Here we will briefly describe Fixed Deposit and Recurring Deposit schemes and the basic differences between the two.
Fixed Deposit:
• Fixed deposit schemes have a wide range of tenures for periods from 7 days to 10 years. These are also popularly known as FD accounts. However, in some other countries these are known as “Term Deposits” or even called “Bond”.
• The term “fixed” in Fixed Deposits (FD) denotes the period of maturity or tenor. Therefore, the depositors are supposed to continue such Fixed Deposits for the length of time for which the depositor decides to keep the money with the bank.
• However, in case of need, the depositor can ask for closing the fixed deposit prematurely by paying a penalty.
• The rate of interest for Fixed Deposits differs from bank to bank
Recurring Deposit:
• Recurring deposits are special kind of Term Deposits and are suitable for people who do not have lump sum amount of savings, but are ready to save a small amount every month.
• Normally, such deposits earn interest on the amount already deposited (through monthly instalments) at the same rates as are applicable for Fixed Deposits / Term Deposits.
• Recurring Deposit accounts are normally allowed for maturities ranging from 6months to 120 months.
• A Pass book is usually issued wherein the person can get the entries for all the deposits made by him / her and the interest earned.
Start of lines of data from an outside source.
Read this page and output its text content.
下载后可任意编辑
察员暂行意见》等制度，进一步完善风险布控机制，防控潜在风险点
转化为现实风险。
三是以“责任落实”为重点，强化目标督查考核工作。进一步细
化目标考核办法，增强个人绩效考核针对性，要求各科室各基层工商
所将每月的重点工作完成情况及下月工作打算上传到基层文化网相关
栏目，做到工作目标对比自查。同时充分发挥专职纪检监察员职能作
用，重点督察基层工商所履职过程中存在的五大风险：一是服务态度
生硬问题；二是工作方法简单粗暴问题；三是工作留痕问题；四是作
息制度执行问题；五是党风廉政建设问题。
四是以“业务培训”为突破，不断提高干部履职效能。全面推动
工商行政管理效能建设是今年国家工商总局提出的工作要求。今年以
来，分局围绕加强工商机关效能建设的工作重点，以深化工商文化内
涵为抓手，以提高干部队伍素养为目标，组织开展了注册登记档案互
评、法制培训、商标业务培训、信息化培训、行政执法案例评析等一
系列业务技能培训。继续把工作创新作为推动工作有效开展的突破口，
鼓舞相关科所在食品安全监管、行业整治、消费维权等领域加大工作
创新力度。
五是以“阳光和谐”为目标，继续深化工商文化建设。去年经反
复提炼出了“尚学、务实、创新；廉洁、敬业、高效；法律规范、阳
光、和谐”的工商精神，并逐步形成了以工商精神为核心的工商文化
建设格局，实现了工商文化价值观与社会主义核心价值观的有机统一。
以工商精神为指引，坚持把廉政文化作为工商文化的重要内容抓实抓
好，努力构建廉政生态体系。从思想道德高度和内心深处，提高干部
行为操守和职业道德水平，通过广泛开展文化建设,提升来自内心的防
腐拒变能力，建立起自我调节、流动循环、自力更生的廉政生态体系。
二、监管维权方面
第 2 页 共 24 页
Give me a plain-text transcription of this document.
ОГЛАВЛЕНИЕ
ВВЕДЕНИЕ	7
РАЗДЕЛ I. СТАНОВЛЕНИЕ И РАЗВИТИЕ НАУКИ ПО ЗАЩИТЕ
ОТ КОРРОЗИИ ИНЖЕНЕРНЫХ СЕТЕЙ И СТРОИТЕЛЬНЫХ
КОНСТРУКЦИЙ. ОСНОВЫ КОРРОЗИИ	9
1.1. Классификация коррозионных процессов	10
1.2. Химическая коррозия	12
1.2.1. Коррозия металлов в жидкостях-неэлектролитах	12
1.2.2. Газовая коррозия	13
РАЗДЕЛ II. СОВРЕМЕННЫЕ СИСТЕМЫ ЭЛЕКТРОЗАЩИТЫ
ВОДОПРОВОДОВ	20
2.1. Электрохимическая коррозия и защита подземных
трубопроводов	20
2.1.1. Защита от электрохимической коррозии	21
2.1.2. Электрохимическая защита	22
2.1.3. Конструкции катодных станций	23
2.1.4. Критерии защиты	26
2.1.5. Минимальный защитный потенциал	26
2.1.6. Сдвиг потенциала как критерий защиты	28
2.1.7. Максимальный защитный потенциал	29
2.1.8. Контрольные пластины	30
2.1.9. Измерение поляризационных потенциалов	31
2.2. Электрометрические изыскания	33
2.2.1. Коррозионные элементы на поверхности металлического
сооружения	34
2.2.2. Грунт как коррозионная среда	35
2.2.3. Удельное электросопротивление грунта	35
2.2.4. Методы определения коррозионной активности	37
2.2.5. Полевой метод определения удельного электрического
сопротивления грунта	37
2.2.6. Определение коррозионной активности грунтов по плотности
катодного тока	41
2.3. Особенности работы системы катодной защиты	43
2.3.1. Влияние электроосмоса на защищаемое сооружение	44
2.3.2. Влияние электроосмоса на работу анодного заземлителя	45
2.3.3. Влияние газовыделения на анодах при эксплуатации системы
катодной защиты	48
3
Banks also indicate the maturity value of the RD assuming that the monthly instalments will be paid regularly on due dates. In case installment is delayed, the interest payable in the account will be reduced and some nominal penalty charged for default in regular payments
• Premature withdrawal of accumulated amount permitted is usually allowed (however penalty may be imposed for early withdrawals).
(checkout our post on Frequently Asked Questions in a Bank Interview)
Difference Between Fixed Deposit and Recurring Deposit:
• We can thus summarise, Fixed deposit is where you invest your money once for a term (say few months or years).
Recurring deposit is but a scheme where one can save certain amount on regular basis (monthly payment).
• If you have lump sum amount in hand at present then you can go for a fixed deposit scheme that keeps your money safe as well as earns money on it. This amount that you pay will be fixed by you in the beginning for a committed term.
If you cannot afford to deposit a lump sum amount but comfortable to deposit small amount on a regular basis (monthly payment) recurring deposit is the most appropriate . Even smallest commitments in life like purchase of a mobile phone, television can be planned through this scheme because you are allowed to pay small amounts as premiums.
• However if you have a choice to choose between the two i.e. you have lump sum as well as constant monthly income then actually FD earns higher returns on your money than RD.